My “jump” settings for underwater wide angle are normally f/8, 1/125 sec, ISO200, with strobes set to 16. For macro, I’m normally at f/14, 1/200, ISO200, with strobes at 16. I shoot in manual mode in both cases. I always shoot in raw format and edit using Adobe Lightroom. I used the video tutorial at Stuck at Customs to learn how to use Lightroom properly. I love video tutorials!
Many of the sites at Komodo are extremely biodiverse, as I mentioned above, so get your buoyancy well sorted before you start thinking about photography. Both the macro and wide angle photography opportunities are excellent, so you’ll likely want to change lens (and sometimes batteries, I always take a spare). I keep my gear in something like a Think Tank Mirrorless Mover bag, in a proper dry bag for protection, with a travel towel to dry things off before I open the housing.
As usual, the 40-150 mm was my go-to lens for everything above the water. The bats were very cool (and I appreciated the f/2.8). The tilting LCD on the camera was very useful while photographing the dragons so I could easily get a nice low angle.

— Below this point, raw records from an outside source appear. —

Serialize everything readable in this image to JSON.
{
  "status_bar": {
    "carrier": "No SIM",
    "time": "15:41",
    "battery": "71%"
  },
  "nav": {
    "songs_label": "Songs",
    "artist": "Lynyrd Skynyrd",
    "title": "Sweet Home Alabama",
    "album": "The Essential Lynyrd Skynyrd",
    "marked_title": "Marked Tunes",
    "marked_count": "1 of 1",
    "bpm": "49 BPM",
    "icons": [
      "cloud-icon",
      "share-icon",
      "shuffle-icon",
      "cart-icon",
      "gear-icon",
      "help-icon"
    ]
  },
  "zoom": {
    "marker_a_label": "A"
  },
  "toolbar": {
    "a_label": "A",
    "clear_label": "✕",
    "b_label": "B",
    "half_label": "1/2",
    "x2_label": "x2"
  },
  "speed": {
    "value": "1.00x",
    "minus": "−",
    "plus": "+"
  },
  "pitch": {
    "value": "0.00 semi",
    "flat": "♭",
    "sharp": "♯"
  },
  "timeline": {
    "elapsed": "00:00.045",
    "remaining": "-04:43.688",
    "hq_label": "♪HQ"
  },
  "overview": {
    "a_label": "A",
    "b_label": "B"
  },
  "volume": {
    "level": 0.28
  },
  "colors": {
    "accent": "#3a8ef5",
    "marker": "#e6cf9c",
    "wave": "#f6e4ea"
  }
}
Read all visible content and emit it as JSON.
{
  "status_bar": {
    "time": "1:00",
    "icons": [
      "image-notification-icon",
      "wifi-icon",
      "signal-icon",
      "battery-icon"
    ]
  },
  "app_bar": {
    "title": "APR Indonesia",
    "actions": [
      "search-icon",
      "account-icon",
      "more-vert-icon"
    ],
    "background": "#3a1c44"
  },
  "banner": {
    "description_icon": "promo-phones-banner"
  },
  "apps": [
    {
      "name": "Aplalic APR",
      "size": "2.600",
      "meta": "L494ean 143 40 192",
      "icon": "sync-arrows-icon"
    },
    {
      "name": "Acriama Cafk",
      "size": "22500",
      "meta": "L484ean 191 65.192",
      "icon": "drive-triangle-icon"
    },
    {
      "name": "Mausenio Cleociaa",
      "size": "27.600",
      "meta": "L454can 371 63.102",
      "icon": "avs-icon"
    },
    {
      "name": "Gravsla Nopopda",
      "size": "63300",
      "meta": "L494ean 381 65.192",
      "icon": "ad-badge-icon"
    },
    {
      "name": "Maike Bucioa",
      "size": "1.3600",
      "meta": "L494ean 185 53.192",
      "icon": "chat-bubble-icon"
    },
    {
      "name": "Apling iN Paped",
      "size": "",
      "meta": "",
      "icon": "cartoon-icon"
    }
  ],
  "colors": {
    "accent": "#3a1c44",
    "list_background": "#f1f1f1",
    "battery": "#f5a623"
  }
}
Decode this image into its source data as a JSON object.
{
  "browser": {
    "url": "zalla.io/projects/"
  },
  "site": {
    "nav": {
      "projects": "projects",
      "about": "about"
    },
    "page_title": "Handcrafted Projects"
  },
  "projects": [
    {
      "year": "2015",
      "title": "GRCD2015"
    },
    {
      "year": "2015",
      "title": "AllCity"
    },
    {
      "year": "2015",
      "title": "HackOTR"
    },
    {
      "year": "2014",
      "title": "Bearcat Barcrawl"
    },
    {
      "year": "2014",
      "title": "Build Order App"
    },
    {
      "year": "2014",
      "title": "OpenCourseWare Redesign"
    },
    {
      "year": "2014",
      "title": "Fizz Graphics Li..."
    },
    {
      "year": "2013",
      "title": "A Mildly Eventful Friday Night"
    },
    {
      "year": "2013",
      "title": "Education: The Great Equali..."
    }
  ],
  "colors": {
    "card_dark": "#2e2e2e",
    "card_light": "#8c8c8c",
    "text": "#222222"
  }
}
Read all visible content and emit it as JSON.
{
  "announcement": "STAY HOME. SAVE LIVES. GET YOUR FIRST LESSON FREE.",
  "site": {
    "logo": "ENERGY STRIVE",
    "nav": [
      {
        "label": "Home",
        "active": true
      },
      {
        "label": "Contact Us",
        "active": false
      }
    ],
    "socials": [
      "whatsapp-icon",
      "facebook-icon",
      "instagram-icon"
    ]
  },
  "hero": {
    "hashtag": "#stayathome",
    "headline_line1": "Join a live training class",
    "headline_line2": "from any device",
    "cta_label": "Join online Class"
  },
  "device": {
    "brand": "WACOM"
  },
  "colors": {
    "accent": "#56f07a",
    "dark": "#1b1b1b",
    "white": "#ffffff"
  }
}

The aerial photos were taken with my DJI Phantom 4 PRO drone. I’ve been using that with my Nexus 6 phone, but the app constantly crashes on Android which is pretty annoying. It seems to help if I put the phone into airplane mode, but it still routinely overheats. I’m thinking about picking up an iPad Mini 4 to use with the drone (and for reading) instead. The drone is otherwise great though, image quality is excellent for still photos – a big upgrade over my Phantom 3. I haven’t used the video much yet.
If you’re interested in improving your photography, the best underwater photography book is Underwater Photography Masterclass by Alex Mustard. For wildlife photography, the Wildlife Photography Workshop is pretty useful too. Lonely Planet Indonesia is a useful general travel resource for the country.
Thanks a million to Scuba Junkie Komodo for hosting my visit, and generally for their support for our research!